Galactosaemia

Galactosaemia caused by galactose-1-phosphate uridyl transferase deficiency has a birth incidence of 1:40,000. The disorder is caused by the accumulation in the blood of one of the sugars (galactose) in milk. Prompt treatment with a special formula that does not contain galactose will completely prevent serious illness. Untreated babies with galactosaemia may become very sick and die.

Clinical features:

The severe form of this disease is due to almost total deficiency of galactose-1-phosphate uridyl transferase (Gal-1-PUT) enzyme activity in all cells of the body. The early clinical features include neonatal hypoglycaemia, vomiting, jaundice, and liver failure. Death may result from liver failure or gram-negative sepsis within one to two weeks of birth. If the infant survives the neonatal period, failure to thrive, cirrhosis, kidney disease (proximal renal tubular acidosis), cataracts and mental retardation may develop.

Mild variants:

There are several genetic variants with only partial enzyme deficiency. One very common one is the Duarte variant. Babies with variant galactosaemia are asymptomatic and do not need treatment.
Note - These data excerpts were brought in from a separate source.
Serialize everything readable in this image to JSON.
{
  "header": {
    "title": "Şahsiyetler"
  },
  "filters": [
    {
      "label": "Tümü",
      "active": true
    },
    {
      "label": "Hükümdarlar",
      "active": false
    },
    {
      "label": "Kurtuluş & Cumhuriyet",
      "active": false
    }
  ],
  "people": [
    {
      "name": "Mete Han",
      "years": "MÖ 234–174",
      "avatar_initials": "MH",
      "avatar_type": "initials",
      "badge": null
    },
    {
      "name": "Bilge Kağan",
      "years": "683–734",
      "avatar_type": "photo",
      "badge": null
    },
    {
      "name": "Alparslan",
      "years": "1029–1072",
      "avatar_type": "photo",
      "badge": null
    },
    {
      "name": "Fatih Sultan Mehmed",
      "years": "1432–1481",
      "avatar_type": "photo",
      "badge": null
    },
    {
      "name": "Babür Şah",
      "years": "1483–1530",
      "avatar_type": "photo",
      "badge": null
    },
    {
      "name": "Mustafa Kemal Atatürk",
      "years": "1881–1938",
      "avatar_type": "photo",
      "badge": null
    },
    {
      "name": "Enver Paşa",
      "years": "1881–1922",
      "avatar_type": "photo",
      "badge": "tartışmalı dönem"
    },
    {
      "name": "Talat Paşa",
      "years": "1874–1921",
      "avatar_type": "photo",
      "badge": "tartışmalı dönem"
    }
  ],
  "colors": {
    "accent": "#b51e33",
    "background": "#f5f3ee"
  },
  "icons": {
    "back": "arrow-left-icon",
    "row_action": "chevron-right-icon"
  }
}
They may be detected because of a mild elevation of galactose metabolites due to reduced activity in the Gal-1-PUT enzyme assay in the first three months of life.

Galactokinase deficiency:

This rare defect is associated only with the development of cataracts in infancy and possibly with some degree of mental retardation. The life-threatening symptoms of severe galactosaemia do not occur.

Laboratory tests:

Elevations of galactose metabolites are detected using a manual fluorometric assay for galactose and/or galactose-1-phosphate. Blood galactose metabolites are quite frequently elevated (1 mmol/L) in normal neonates. They are greatly elevated in infants with galactose-1-phosphate uridyl transferase (Gal-1-PUT) and galactokinase deficiency, but only when they are receiving lactose-containing feeds. When galactose metabolites are elevated, a follow up test is thin layer chromatographic separation of the sugars. This allows the determination of levels of galactose or galactose-1-phosphate. The metabolite increase gives an indication of the enzyme defect leading to galactosaemia. Samples with elevated galactose metabolites are tested urgently for Gal-1-PUT activity.

Treatment:

The galactosaemia syndromes are effectively treated by a rigid dietary exclusion of all galactose.

Screening considerations:

The Gal-1-PUT assay should be abnormal in all severe (classical) galactosemic infants even if the specimen is obtained before lactose is ingested, unless the infant has had an exchange transfusion. Obtain a specimen before an exchange transfusion. Galactose accumulation depends on lactose ingestion so that blood galactose is normal in infants receiving soy-based formula or other forms of nutrition. Galactosaemia may be rapidly fatal and should be considered in any infant with non-glucose reducing substances in the urine, although this is not a reliable test for galactosaemia.